On the 23mofang platform we actually do have the ability to check for other users who belong to the same patrilineal haplogroup subclade and also its distribution map. At the moment my branch has 2 ethnic Mongolians, 1 ethnic Manchu, 1 Hui Muslim from Fujian province, and no Palaungic/Wa/Daic minorities unlike what you've mentioned -- the rest are all Han Chinese. Most people who belong to my branch (Y139167) are also Chinese from northern parts of the country rather than the south. N1b1-CTS582 is generally not found in ethnic minorities of the southwest, which largely belong to N1b2-M1819 instead (there is a separation of 15800 years in between).

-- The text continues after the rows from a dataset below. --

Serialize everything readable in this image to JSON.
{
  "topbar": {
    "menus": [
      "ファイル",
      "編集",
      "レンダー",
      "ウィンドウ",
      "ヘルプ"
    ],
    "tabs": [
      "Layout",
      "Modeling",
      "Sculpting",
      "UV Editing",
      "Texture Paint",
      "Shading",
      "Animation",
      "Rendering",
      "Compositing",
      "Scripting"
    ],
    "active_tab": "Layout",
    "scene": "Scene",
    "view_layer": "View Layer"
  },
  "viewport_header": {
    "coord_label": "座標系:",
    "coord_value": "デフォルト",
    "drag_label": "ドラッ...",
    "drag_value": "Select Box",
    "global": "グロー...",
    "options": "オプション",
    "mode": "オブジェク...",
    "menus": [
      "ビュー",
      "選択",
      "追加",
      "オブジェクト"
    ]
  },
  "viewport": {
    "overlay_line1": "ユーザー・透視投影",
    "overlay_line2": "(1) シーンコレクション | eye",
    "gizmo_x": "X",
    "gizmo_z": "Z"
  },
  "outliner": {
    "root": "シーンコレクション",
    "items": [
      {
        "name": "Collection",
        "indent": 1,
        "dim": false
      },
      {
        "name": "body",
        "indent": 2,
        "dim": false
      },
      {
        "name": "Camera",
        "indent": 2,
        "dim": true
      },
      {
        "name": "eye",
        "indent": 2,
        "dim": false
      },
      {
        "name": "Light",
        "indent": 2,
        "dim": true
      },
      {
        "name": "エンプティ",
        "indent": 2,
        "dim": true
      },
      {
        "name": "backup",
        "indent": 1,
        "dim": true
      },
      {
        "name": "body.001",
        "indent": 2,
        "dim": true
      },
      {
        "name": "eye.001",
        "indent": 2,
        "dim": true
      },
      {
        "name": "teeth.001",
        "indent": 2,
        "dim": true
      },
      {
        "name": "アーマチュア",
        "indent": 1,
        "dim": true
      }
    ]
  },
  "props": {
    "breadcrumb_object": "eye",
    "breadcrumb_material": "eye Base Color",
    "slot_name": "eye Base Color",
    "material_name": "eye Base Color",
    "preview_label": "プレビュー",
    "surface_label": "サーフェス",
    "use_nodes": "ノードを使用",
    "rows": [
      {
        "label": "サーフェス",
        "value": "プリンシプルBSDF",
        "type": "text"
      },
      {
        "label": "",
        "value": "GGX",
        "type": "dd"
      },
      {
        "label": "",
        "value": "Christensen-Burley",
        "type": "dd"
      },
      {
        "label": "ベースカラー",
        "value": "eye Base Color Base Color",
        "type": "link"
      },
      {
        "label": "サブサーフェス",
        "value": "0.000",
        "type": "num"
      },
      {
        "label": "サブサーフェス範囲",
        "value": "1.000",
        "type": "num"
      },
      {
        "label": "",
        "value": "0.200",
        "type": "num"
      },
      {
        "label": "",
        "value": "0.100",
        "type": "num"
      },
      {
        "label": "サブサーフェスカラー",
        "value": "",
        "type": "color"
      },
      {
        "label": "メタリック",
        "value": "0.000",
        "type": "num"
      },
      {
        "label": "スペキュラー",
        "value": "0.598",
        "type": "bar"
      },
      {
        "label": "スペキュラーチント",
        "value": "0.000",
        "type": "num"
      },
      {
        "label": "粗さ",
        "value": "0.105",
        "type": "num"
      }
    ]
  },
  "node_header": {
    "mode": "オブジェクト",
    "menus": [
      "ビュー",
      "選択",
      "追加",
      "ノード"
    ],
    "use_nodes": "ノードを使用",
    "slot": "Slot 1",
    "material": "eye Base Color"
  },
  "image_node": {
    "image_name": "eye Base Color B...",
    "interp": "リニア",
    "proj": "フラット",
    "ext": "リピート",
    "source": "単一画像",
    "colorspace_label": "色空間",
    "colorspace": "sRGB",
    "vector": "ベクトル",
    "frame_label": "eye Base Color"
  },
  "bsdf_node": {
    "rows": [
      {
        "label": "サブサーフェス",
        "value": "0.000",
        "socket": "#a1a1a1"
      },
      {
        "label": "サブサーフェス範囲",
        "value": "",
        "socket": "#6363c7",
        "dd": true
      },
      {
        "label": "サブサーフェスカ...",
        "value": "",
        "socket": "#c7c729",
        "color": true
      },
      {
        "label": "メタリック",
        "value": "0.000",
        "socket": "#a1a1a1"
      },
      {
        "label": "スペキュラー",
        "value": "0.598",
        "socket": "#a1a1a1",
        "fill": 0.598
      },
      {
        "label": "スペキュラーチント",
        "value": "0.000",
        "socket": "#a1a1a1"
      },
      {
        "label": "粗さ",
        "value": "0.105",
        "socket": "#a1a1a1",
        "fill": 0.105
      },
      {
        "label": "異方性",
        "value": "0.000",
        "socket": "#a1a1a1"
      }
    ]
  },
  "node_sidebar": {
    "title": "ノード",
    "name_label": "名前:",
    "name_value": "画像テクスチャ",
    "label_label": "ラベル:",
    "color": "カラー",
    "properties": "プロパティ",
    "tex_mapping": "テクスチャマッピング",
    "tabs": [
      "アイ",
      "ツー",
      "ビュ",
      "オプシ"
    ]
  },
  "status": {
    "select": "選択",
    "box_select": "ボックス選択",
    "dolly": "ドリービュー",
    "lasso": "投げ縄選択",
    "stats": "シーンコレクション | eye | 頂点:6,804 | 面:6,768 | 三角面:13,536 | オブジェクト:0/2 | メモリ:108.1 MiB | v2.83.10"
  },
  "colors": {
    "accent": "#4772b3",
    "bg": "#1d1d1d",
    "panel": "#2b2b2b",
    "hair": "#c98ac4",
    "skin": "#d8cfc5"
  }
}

It is true however that Fujian province (southern China) does actually have a relatively large population of N-Y23789 but these mainly belong to the N-MF15025 subclade which is not shown on the YFull tree. This owes to the unique history of the region of Fujian province which is very mountainous and used to be sparsely populated. Some time starting from the Han Dynasty ~2000 years ago, the kingdom of Minyue was destroyed by the Chinese and many large families moved from northern parts of the country to the south. One of these families was known as the Zheng clan of Min which belongs to this branch (N-Y23789>N-MF15025); this family had underwent a population boom during their time in Fujian and in fact one of China/Taiwan's important historical figures known as Koxinga is from this family. He was known as a Ming loyalist, pirate warlord who tried to fight against the Manchu invasions of the Qing Dynasty, and for his military prowess in defeating the Dutch in Formosa and establishing Chinese control over Taiwan. In Taiwan today he is revered as a deity and there is great respect towards him in China and Japan (his mother was Japanese) as well. Side note Koxinga had a younger brother Tagawa Shichizaemon who stayed on in Japan who went on to have many descendants, so this subclade exists in Japan today as well.

SG_Jun
06-21-2021, 02:52 AM
I'll update here the PCA graph of autosomal DNA. Here it shows that the Shandong_EN (Shandong Early Neolithic) with N1b1-CTS582 clustering with Hongshan_MN (Hongshan Middle Neolithic) and L_Xiajiadian_LN (Later Xiajiadian Late Neolithic) samples.

45246

Here are the Y-DNA test results collected by Prof Fu & team at Fudan University

45247

Sample of N1b1-CTS582 found at Erdaojingzi Archaeological site of the Lower Xiajiadian culture by Jilin University:

45248

Samples of N1a1a2 and N1a1a3 at Houtaomuga Archaeological site:

45249

The samples of N1(xN1a, N1c) of the Hongshan culture does not literally belong to N1*. There are very likely some downstream mutations and SNPs that they did not test for. I certainly hope greater sequencing will be done in the future for the remains of these Hongshan individuals, but at the moment it seems likely that they could have consisted of a mix of N1a-F1206 and N1b1-CTS582 branches as they were distributed in the general vicinity.